The UKs National Institute for Health and Care Excellence (NICE) Preterm labour and birth guideline recommends use of magnesium sulphate (MgSO4) in deliveries below 30 weeks gestation to prevent cerebral palsy and other neurological problems associated with preterm delivery. Despite national guidance, the uptake of MgSO4 administration in eligible women has been slow. NHS England has rolled out the PReCePT Quality Improvement (QI) toolkit to increase uptake of MgSO4 in preterm deliveries. The toolkit is designed to increase maternity staff knowledge about MgSO4 and provides training and practical tools to help staff consider use in eligible women. The PReCePT trial will evaluate the effectiveness of an enhanced support model of implementing the QI toolkit, compared with the standard support model.

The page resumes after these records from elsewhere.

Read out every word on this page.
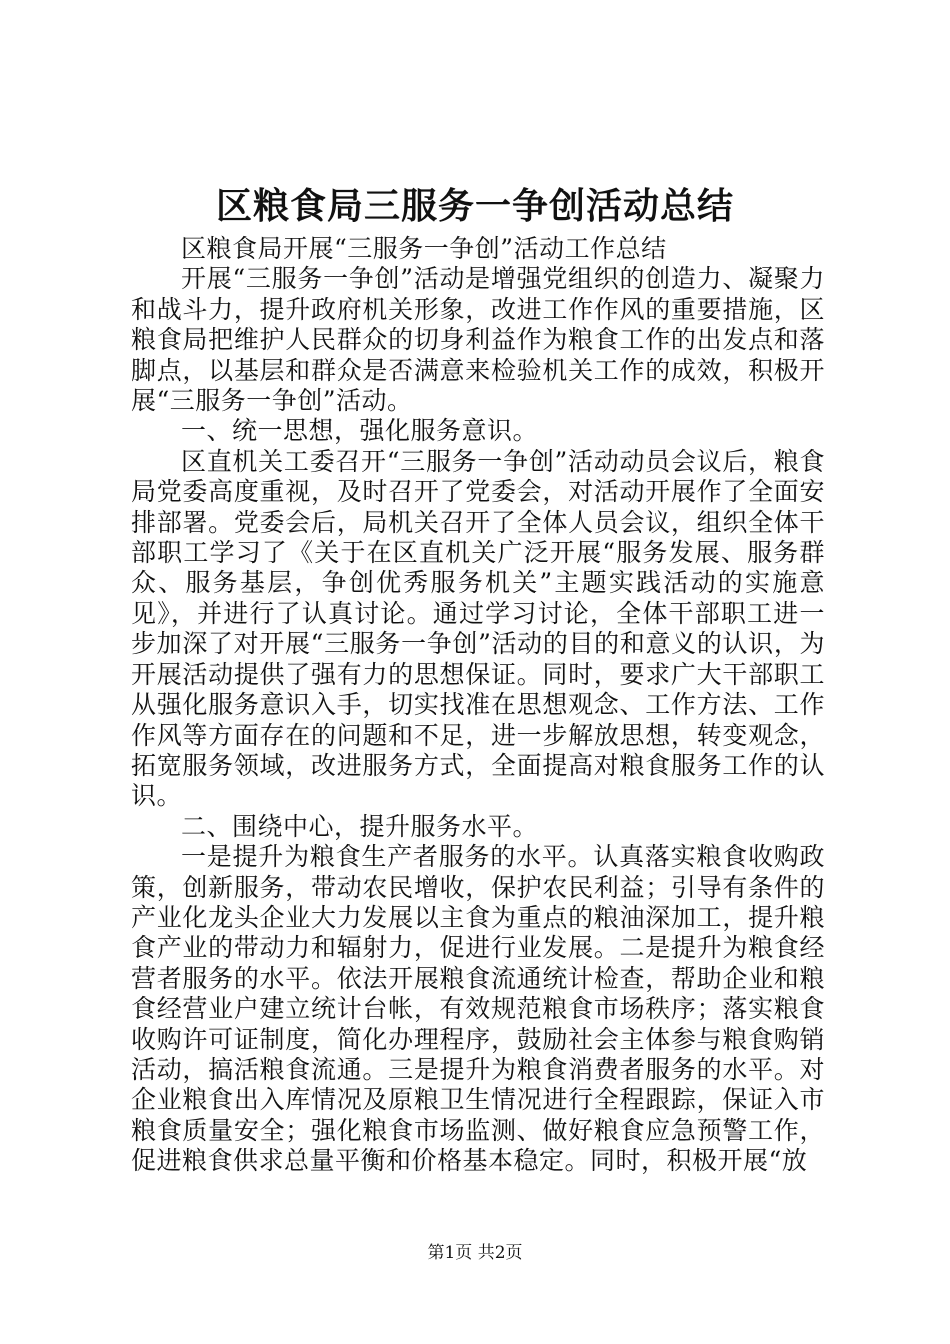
区粮食局三服务一争创活动总结

区粮食局开展“三服务一争创”活动工作总结

开展“三服务一争创”活动是增强党组织的创造力、凝聚力和战斗力，提升政府机关形象，改进工作作风的重要措施，区粮食局把维护人民群众的切身利益作为粮食工作的出发点和落脚点，以基层和群众是否满意来检验机关工作的成效，积极开展“三服务一争创”活动。

一、统一思想，强化服务意识。

区直机关工委召开“三服务一争创”活动动员会议后，粮食局党委高度重视，及时召开了党委会，对活动开展作了全面安排部署。党委会后，局机关召开了全体人员会议，组织全体干部职工学习了《关于在区直机关广泛开展“服务发展、服务群众、服务基层，争创优秀服务机关”主题实践活动的实施意见》，并进行了认真讨论。通过学习讨论，全体干部职工进一步加深了对开展“三服务一争创”活动的目的和意义的认识，为开展活动提供了强有力的思想保证。同时，要求广大干部职工从强化服务意识入手，切实找准在思想观念、工作方法、工作作风等方面存在的问题和不足，进一步解放思想，转变观念，拓宽服务领域，改进服务方式，全面提高对粮食服务工作的认识。

二、围绕中心，提升服务水平。

一是提升为粮食生产者服务的水平。认真落实粮食收购政策，创新服务，带动农民增收，保护农民利益；引导有条件的产业化龙头企业大力发展以主食为重点的粮油深加工，提升粮食产业的带动力和辐射力，促进行业发展。二是提升为粮食经营者服务的水平。依法开展粮食流通统计检查，帮助企业和粮食经营业户建立统计台帐，有效规范粮食市场秩序；落实粮食收购许可证制度，简化办理程序，鼓励社会主体参与粮食购销活动，搞活粮食流通。三是提升为粮食消费者服务的水平。对企业粮食出入库情况及原粮卫生情况进行全程跟踪，保证入市粮食质量安全；强化粮食市场监测、做好粮食应急预警工作，促进粮食供求总量平衡和价格基本稳定。同时，积极开展“放

第1页 共2页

The standard support arm (control) receives the QI toolkit and regional-level support for a midwife/obstetric champion. The enhanced support arm (intervention) receives this plus additional clinical backfill funding and unit-level QI micro-coaching. This is a cluster randomised controlled trial designed to include 48 maternity units randomised (2:1 ratio) to standard or enhanced support. Units are eligible for inclusion if they have ten or more pre-term (<30 weeks gestation) deliveries annually and MgSO4 uptake of 70% or less. Randomisation is stratified by previous level of MgSO4 uptake. The QI intervention is implemented over nine months. All units are followed up for a further nine months. Blinding is not possible due to the nature of the intervention. The primary outcome is the proportion of MgSO4 uptake amongst eligible women at follow-up, adjusting for uptake before implementation of the toolkit. The effectiveness of the intervention will be assessed using weighted linear regression on data from the National Neonatal Research Database. Semi-structured qualitative staff interviews will inform understanding of the process and outcomes. Economic evaluation will describe total costs and cost-effectiveness.